Perusahaan Oude Compagnie menyerahkan armada dagang ini kepada tiga orang yaitu Jacob Cornelisz van Neck sebagai pemimpin armada, Wybrand van Warwijck sebagai wakilnya, dan Jacob van Heemskerck.
Pelayaran dimulai pada 1 Mei 1598. Van Neck membawa kapal Mauritius, Hollandia dan Friesland melalui Madagaskar lalu menuju Banten. Sementara lima kapal lainnya di bawah Wybrand van Warwijck mendarat terlebih dahulu di Mauritius untuk mencari logistik makanan segar. Setiba di Banten pada 28 November 1598, Van Neck belajar dari pengalaman Cornelis de Houtman: bersikap sopan.
Menurut Joko Darmawan dalam Sejarah Nasional: Ketika Nusantara Berbicara, Sultan Banten meminta Van Neck membantunya menyerang Palembang sebagai pembalasan atas kematian Sultan Maulana Muhammad. Sultan bahkan berjanji akan memberikan lada dan rempah sebanyak dua kapal penuh. Misi tersebut berhasil. Armada ini pun mendapat tiga kapal penuh muatan komoditas seperti lada, cengkeh dan biji pala.

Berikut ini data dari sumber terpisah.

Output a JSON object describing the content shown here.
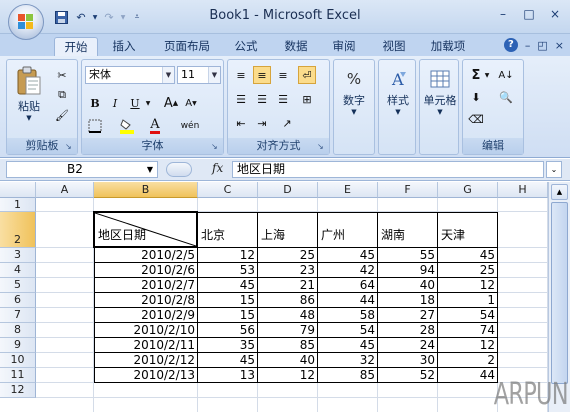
{
  "window": {
    "title": "Book1 - Microsoft Excel"
  },
  "title_controls": {
    "minimize": "–",
    "maximize": "□",
    "close": "×"
  },
  "quick_access": {
    "save": "save-icon",
    "undo": "undo-icon",
    "redo": "redo-icon",
    "customize": "customize-icon"
  },
  "tabs": [
    "开始",
    "插入",
    "页面布局",
    "公式",
    "数据",
    "审阅",
    "视图",
    "加载项"
  ],
  "active_tab": "开始",
  "ribbon": {
    "clipboard": {
      "label": "剪贴板",
      "paste": "粘贴"
    },
    "font": {
      "label": "字体",
      "name": "宋体",
      "size": "11"
    },
    "alignment": {
      "label": "对齐方式"
    },
    "number": {
      "label": "数字",
      "button": "数字",
      "icon": "%"
    },
    "styles": {
      "button": "样式"
    },
    "cells": {
      "button": "单元格"
    },
    "editing": {
      "label": "编辑"
    }
  },
  "formula_bar": {
    "name_box": "B2",
    "fx": "fx",
    "content": "地区日期"
  },
  "sheet": {
    "columns": [
      "A",
      "B",
      "C",
      "D",
      "E",
      "F",
      "G",
      "H"
    ],
    "rows": [
      "1",
      "2",
      "3",
      "4",
      "5",
      "6",
      "7",
      "8",
      "9",
      "10",
      "11",
      "12"
    ],
    "header_cell": "地区日期",
    "cities": [
      "北京",
      "上海",
      "广州",
      "湖南",
      "天津"
    ],
    "data": [
      {
        "date": "2010/2/5",
        "values": [
          "12",
          "25",
          "45",
          "55",
          "45"
        ]
      },
      {
        "date": "2010/2/6",
        "values": [
          "53",
          "23",
          "42",
          "94",
          "25"
        ]
      },
      {
        "date": "2010/2/7",
        "values": [
          "45",
          "21",
          "64",
          "40",
          "12"
        ]
      },
      {
        "date": "2010/2/8",
        "values": [
          "15",
          "86",
          "44",
          "18",
          "1"
        ]
      },
      {
        "date": "2010/2/9",
        "values": [
          "15",
          "48",
          "58",
          "27",
          "54"
        ]
      },
      {
        "date": "2010/2/10",
        "values": [
          "56",
          "79",
          "54",
          "28",
          "74"
        ]
      },
      {
        "date": "2010/2/11",
        "values": [
          "35",
          "85",
          "45",
          "24",
          "12"
        ]
      },
      {
        "date": "2010/2/12",
        "values": [
          "45",
          "40",
          "32",
          "30",
          "2"
        ]
      },
      {
        "date": "2010/2/13",
        "values": [
          "13",
          "12",
          "85",
          "52",
          "44"
        ]
      }
    ]
  },
  "watermark": "ARPUN",
  "colors": {
    "accent": "#f0c25b",
    "ribbon": "#dbe6f5"
  }
}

Guna mendapat hasil yang lebih banyak, armada dipecah menjadi beberapa kontingen. Warwijk membawa kapal Amsterdam dan Utrecht ke Sulawesi, Ambon dan Ternate. Sementara Heemskerck membawa Zeeland dan Gelderland ke Banda.
Di Maluku, Belanda membuka hubungan dagang biasa dengan penduduk dan menawar bea cukai yang wajib dibayar kepada syahbandar. Orang berbondong-bondong melakukan transaksi perdagangan dengan mereka.
Menurut Bernard HM Vlekke dalam Nusantara: Sejarah Indonesia, barang dagangan yang ditawarkan seperti helm, perisai dada, kaca, beludru dan norembergerie atau semacam barang mainan dari Jerman.
Sekira tahun 1600, kontingen pelayaran kembali ke Belanda. Semua kapal terisi dengan komoditas. Mereka, catat Janny Venema, kembali ke Belanda membawa 600.000 pon lada, 250.000 cengkeh, 20.000 pon pala, 200 pon bunga pala dan 100 pon cabe Jawa. Itu cukup untuk mengembalikan modal para investor dan keuntungan sebesar 399%.
Van Neck membuat laporan kepada Oude Compagnie mengenai pelayaran dagang itu. Menurutnya, tulis Vlekke, keuntungan besar itu diperoleh bukan dengan penindasan yang tidak adil atau tirani, melainkan melalui perdagangan yang jujur dengan bangsa asing.